Un mariage de raison
Depuis les années 1980, Capcom entretient une relation privilégiée avec Nintendo, qui a publié bon nombre de ses jeux. Pour la firme, il est naturel d’adapter son nouveau titre phare sur la SNES, console dévoilée durant l’été 1991 (1990 au Japon, ndlr) et qui doit faire face à la concurrence de Sega aux États-Unis. « La SNES s'est bien vendue au début, mais aux États-Unis, la Genesis (Mega Drive, ndlr) avait vraiment trouvé sa place avec Sonic » raconte Scott Smith, product manager chez Capcom USA. « Quand nous avons sorti Street Fighter II, tout a changé. C'était : ‘Si vous voulez Street Fighter, vous devez avoir la Super Nintendo’. »

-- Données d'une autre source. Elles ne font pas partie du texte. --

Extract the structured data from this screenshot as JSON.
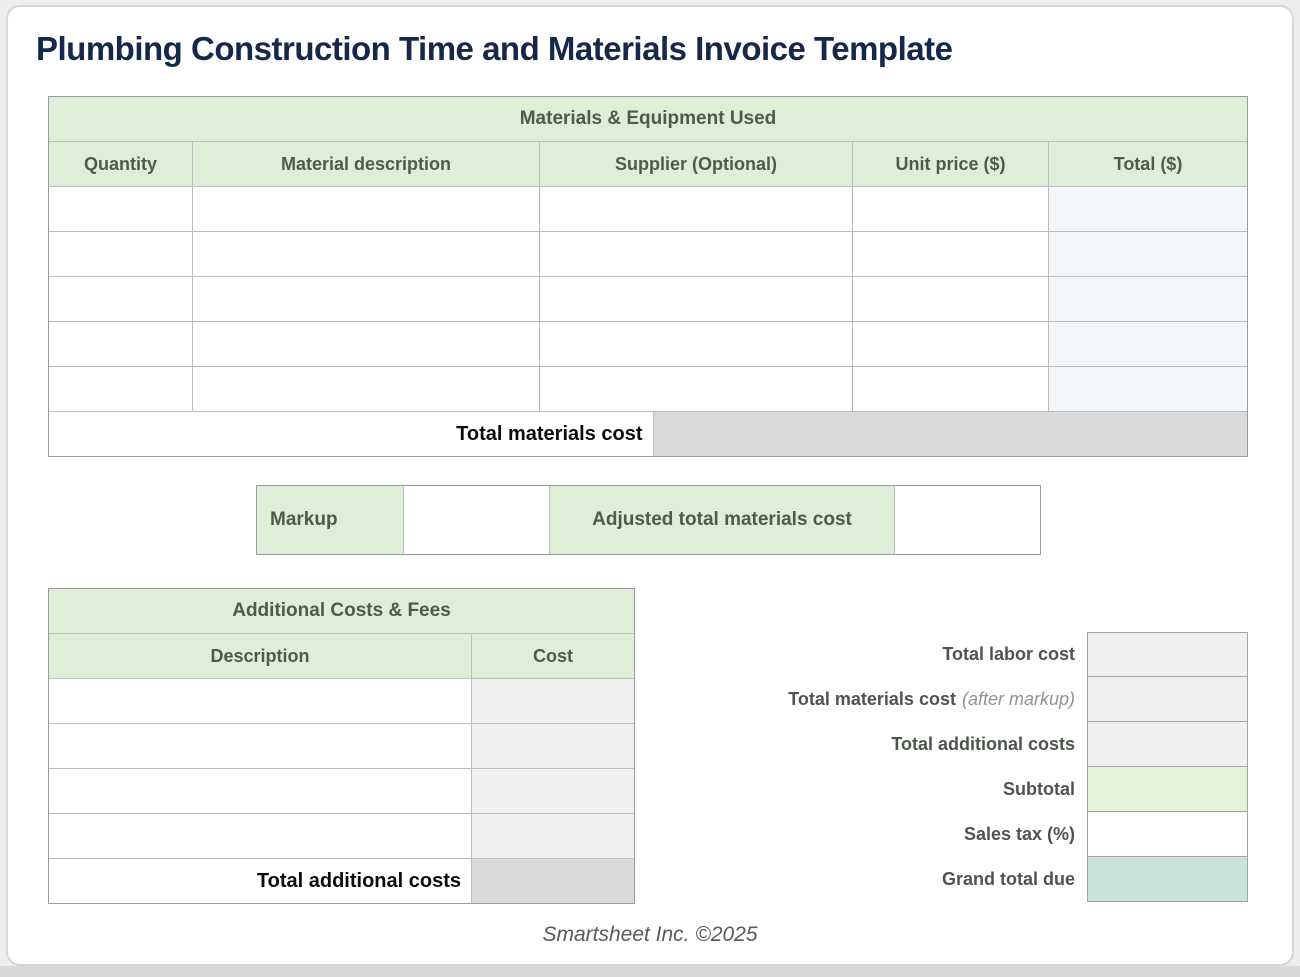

À l’époque, Nintendo impose un rythme de production effréné à son partenaire, malgré la difficulté d’adapter un jeu d'une telle profondeur sur une console aux capacités limitées. Parce que la firme a conscience de tenir sa prochaine « killer app », tout simplement. « Le travail se poursuivait toute la nuit, et il arrivait souvent qu’on travaille jusqu'à quatre ou cinq heures du matin » raconte Tatsuya Minami à Polygon. « Si j’essayais de refaire ça aujourd’hui, je m'évanouirais mais à ce moment-là, une fois qu’on avait terminé, on sortait prendre quelques bières, puis on allait se coucher et on revenait le matin. » Street Fighter II est commercialisé en juillet 1992 en Amérique du Nord et rencontre un immense succès. Il sera d’ailleurs vendu en pack avec la console dont il fait indirectement la promotion.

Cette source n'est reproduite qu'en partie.